Spain’s real estate problem is large and worrying but it is not insurmountable. "The situation in the country is very different from that of Ireland," says Enrique Diaz-Barcelo, senior banker at BNP Paribas in Madrid. "The real estate stock can be absorbed over time. The demand for real estate over a long cycle is greater – even the excess coastal homes can be sold. It is just a matter of time."
But there are too many banks in the country sitting on too much of this real estate for which they have not realized losses. How this situation is rectified depends on the extent to which the private sector is prepared to get involved or whether it is left to the state to intervene and establish a bad bank.

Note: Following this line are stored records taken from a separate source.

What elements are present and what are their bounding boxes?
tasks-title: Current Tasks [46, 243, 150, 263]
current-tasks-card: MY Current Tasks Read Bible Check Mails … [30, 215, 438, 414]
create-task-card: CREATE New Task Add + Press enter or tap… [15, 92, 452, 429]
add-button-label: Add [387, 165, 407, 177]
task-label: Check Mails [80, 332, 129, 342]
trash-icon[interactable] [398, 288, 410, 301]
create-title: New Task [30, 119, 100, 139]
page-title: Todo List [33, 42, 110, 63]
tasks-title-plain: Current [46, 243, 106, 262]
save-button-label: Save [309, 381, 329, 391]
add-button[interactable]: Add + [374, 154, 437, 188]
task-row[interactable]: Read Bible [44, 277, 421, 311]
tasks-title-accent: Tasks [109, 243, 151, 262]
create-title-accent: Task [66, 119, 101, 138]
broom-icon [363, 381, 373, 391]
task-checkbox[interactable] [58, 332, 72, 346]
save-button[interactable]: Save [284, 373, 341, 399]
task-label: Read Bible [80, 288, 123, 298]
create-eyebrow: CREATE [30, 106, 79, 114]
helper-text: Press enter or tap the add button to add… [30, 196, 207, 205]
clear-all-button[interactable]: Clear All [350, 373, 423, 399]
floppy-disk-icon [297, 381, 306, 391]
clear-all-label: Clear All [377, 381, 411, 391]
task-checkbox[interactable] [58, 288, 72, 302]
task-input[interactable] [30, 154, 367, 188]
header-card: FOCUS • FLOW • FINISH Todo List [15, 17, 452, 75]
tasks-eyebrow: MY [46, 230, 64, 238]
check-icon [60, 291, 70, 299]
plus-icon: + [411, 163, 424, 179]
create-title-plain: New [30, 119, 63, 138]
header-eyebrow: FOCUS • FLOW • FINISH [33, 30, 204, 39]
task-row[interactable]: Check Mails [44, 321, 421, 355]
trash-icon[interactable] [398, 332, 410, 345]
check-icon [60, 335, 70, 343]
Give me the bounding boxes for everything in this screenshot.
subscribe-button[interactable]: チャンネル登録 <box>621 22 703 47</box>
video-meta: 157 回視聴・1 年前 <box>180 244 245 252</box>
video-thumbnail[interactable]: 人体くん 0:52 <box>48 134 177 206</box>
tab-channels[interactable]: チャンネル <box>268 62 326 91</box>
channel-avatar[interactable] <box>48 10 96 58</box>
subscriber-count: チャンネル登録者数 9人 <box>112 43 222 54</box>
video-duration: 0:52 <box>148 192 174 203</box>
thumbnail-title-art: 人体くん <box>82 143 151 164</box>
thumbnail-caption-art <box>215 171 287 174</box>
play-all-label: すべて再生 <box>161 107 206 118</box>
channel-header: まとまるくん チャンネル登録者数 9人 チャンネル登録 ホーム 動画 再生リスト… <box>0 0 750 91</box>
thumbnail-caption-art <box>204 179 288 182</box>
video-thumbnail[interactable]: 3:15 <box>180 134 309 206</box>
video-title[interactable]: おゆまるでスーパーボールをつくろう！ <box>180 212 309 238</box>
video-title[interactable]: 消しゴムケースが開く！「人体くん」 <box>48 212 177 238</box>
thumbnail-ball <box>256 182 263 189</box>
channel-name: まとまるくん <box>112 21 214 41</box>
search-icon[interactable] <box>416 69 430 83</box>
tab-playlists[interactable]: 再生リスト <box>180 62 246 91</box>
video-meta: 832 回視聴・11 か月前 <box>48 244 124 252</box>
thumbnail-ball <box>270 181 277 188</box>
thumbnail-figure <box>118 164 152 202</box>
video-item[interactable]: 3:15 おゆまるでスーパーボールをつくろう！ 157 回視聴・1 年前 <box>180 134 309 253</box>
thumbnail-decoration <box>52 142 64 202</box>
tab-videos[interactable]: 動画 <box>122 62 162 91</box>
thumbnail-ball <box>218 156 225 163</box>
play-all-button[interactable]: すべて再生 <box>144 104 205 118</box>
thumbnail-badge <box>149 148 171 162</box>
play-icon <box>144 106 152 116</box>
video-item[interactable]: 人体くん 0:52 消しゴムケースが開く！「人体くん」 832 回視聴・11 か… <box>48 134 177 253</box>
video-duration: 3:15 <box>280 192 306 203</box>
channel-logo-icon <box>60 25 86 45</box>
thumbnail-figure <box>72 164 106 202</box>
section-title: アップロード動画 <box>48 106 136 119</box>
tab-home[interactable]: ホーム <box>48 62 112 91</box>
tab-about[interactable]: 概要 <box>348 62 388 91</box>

“This is going to be painful in terms of jobs losses but required in order to add transparency for the market to distinguish between good and bad banks” Manuel San Salvador |
"The government would have the mechanisms to be proactive in restructuring and intervene through the Bank of Spain facilitating the restructuring of the sector as the government did in the past with other sectors," says Manuel San Salvador, who was chief executive of Banco Urquijo, part of the Banco Sabadell group, from 2006 to 2010. "This is going to be painful in terms of jobs losses but required in order to add transparency for the market to distinguish between good and bad banks. The process will accelerate the concentration of the banking industry in Spain," he tells Euromoney.
The process will, however, be less painful if the banks can be mobilized to sell off their bad loans and distressed buyers can find a price level that does not destroy them. This is more likely to be achieved through smaller sales than larger ones, which means that the process will take much longer than it would with jumbo portfolio sales. "Local capital pools together very quickly once you reach pricing equilibrium," Greenland believes. "Selling the assets via small sales to domestic buyers means that it could take as much as three times longer to complete the process than it would with jumbo sales to international buyers but the price achieved for the loans will probably be better."
So if international investors are dissuaded from persevering in Spain by wider eurozone debt concerns, a local solution will mean that the problem will dog the banking industry for years to come.
As the tumbleweed blows across the deserted four-kilometre runway at Aeropuerto Central Ciudad Real it is sobering to reflect that, immediately before Spain’s property collapse, regional governments were planning similar airport projects in Cataluña, Aragón, Valencia, Murcia and Andalucía. Things could have been a lot worse.